Juger que le droit de rétractation est inapplicable au présent contrat, Madame [E] ayant contracté dans le champ de son activité principale et non pour des besoins personnels et domestiques,

Juger que Madame [E] ne justifie pas de manoeuvres dolosives,

Débouter Madame [E] de sa demande de caducité du contrat de location,

Juger la liquidation judiciaire de la société IME -anciennement Chrome Bureautique- sans conséquence sur la résiliation du contrat de location préalablement acquise par application de la clause résolutoire,

Débouter Madame [E] de sa demande de réduction de la clause pénale, dire et juger qu’elle n’est pas manifestement excessive,

Ordonner la restitution du matériel à la SAS Locam sous astreinte de 50euros par jour de retard aux frais de madame [E],

Ordonner la capitalisation des intérêts en vertu de l’article 1154 du code civil,

Condamner madame [E] aux entiers dépens.

L’ordonnance de clôture est intervenue le 21 septembre 2022.

Motifs :

Les parties sont en l’état d’un contrat conclu le 16 février 2016 dont Madame [Z] [E] a sollicité la résiliation par un courrier daté du 15 mars 2016. Elle invoque l’article L 121-16 I II dans sa rédaction applicable au présent contrat, du code de la consommation à l’appui de ses demandes.

Les dispositions du code de la consommation sus visées énoncent que la faculté de rétractation ouverte aux consommateurs par l’article L 121-21 du code de la consommation en vigueur jusqu’en juillet 2016, est étendue aux contrats conclus hors établissement entre deux professionnels dès lors que l’objet de ces contrats n’entre pas dans le champ de l’activité principale du professionnel sollicité et que le nombre de salariés employés par celui-ci est inférieur ou égal à cinq. Le consommateur dispose, selon le texte sus visé, d’un délai de quatorze jours pour exercer son droit de rétractation d’un contrat conclu à distance, à la suite d’un démarchage téléphonique ou hors établissement, sans avoir à motiver sa décision ni à supporter d’autres coûts que ceux prévus aux articles L. 121-21-3 à L. 121-21-5. Toute clause par laquelle le consommateur abandonne son droit de rétractation est nulle.

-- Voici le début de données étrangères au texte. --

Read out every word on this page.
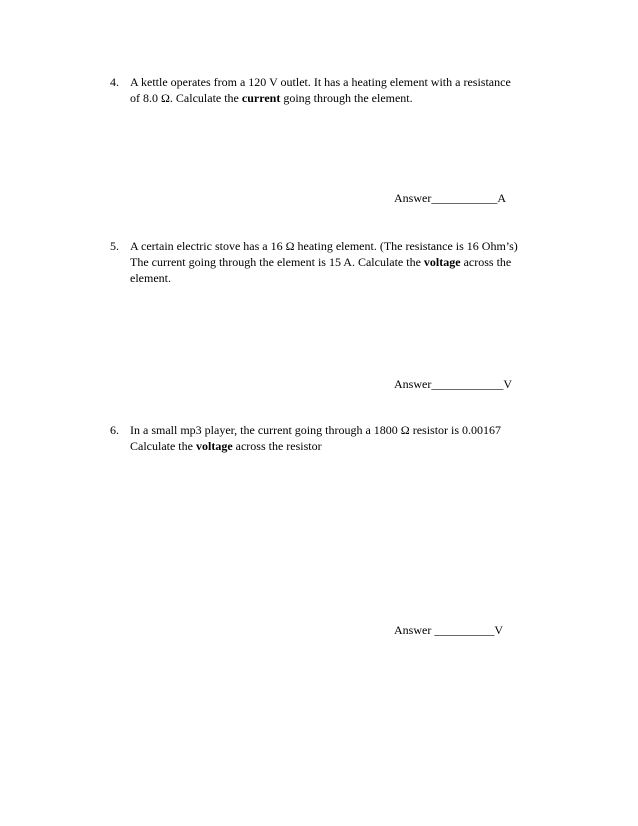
4. A kettle operates from a 120 V outlet. It has a heating element with a resistance
of 8.0 Ω. Calculate the current going through the element.
Answer___________A
5. A certain electric stove has a 16 Ω heating element. (The resistance is 16 Ohm’s)
The current going through the element is 15 A. Calculate the voltage across the
element.
Answer____________V
6. In a small mp3 player, the current going through a 1800 Ω resistor is 0.00167
Calculate the voltage across the resistor
Answer __________V
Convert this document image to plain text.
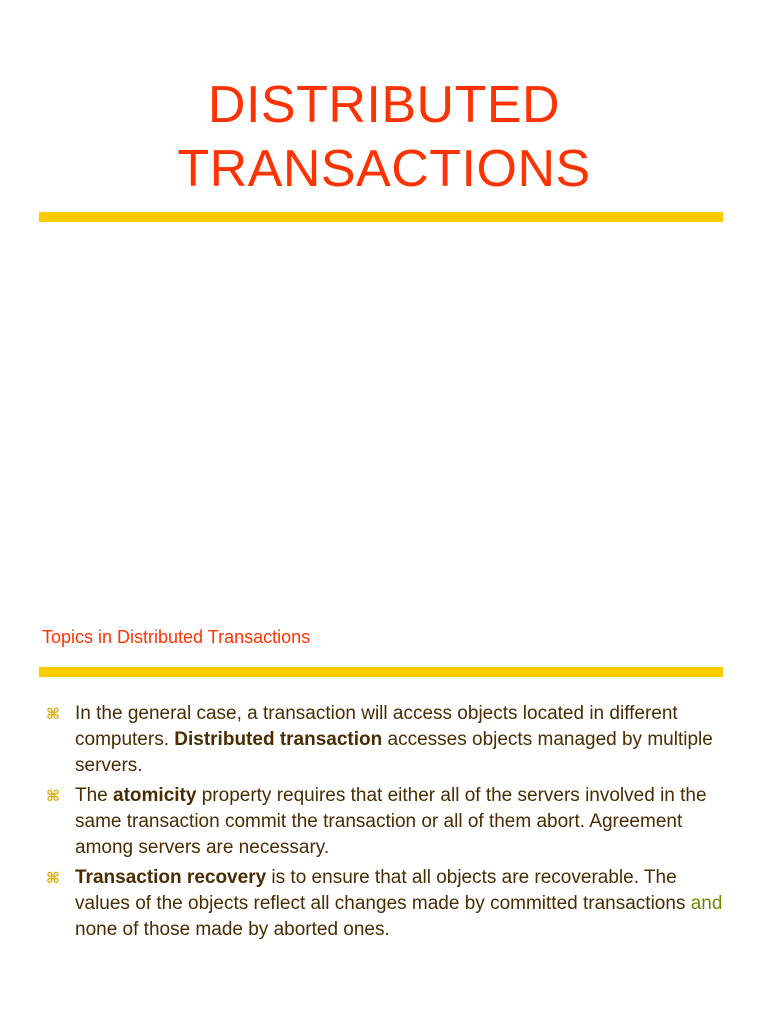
DISTRIBUTED
TRANSACTIONS
Topics in Distributed Transactions
⌘ In the general case, a transaction will access objects located in different computers. Distributed transaction accesses objects managed by multiple servers.
⌘ The atomicity property requires that either all of the servers involved in the same transaction commit the transaction or all of them abort. Agreement among servers are necessary.
⌘ Transaction recovery is to ensure that all objects are recoverable. The values of the objects reflect all changes made by committed transactions and none of those made by aborted ones.
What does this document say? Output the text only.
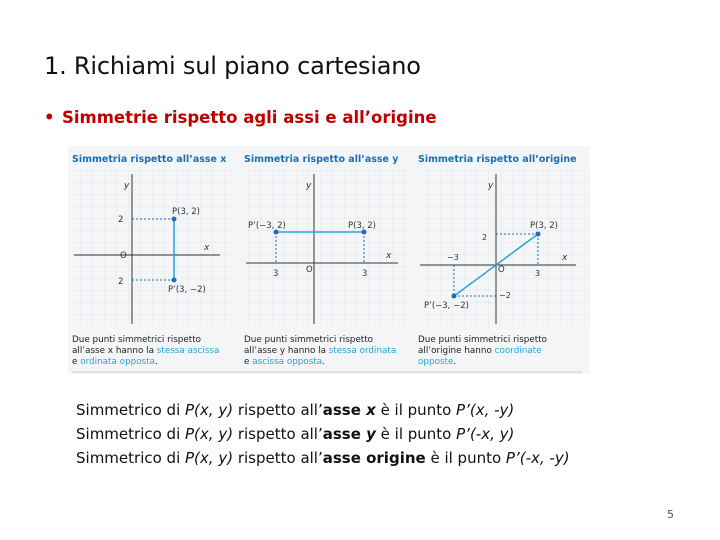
1. Richiami sul piano cartesiano
• Simmetrie rispetto agli assi e all’origine
Simmetria rispetto all’asse x
y
x
O
2
2
P(3, 2)
P’(3, −2)
Due punti simmetrici rispetto
all’asse x hanno la stessa ascissa
e ordinata opposta.
Simmetria rispetto all’asse y
y
x
O
3	3
P’(−3, 2)	P(3, 2)
Due punti simmetrici rispetto
all’asse y hanno la stessa ordinata
e ascissa opposta.
Simmetria rispetto all’origine
y
x
O
P(3, 2)
P’(−3, −2)
2
−2
−3
3
Due punti simmetrici rispetto
all’origine hanno coordinate
opposte.
Simmetrico di P(x, y) rispetto all’asse x è il punto P’(x, -y)
Simmetrico di P(x, y) rispetto all’asse y è il punto P’(-x, y)
Simmetrico di P(x, y) rispetto all’asse origine è il punto P’(-x, -y)
5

Aux termes de l’article L121 -17 du code de la consommation relatif à l’obligation d’information pré-contractuelle, il est précisé que ‘ Préalablement à la conclusion d’un contrat vente ou de fourniture de services, le professionnel communique au consommateur, de manière lisible et compréhensible, les informations suivantes :

2° Lorsque le droit de rétractation existe, les conditions, le délai et les modalités d’exercice de ce droit ainsi que le formulaire type de rétractation, dont les conditions de présentation et les mentions qu’il contient sont fixées par décret en Conseil d’État ‘.

En l’espèce, sur le contrat conclu le 16 février 2016, il est mentionné qu’il a été souscrit à [Localité 5], Madame [E] ayant ses locaux [Adresse 3] à [Localité 5] et la société Locam ayant son siège social [Adresse 1] à [Localité 6]. Il est donc acquis que les contrats ont été conclus hors du lieu où la société Locam exerce habituellement et en permanence son activité au sens de l’article L121-16 du code de la consommation.

Il importe peu que le ‘consommateur’ ait ou non sollicité la venue du professionnel dans ses locaux et qu’il ait ou non subi un démarchage ce critère n’étant pas retenu par les textes applicables et la jurisprudence.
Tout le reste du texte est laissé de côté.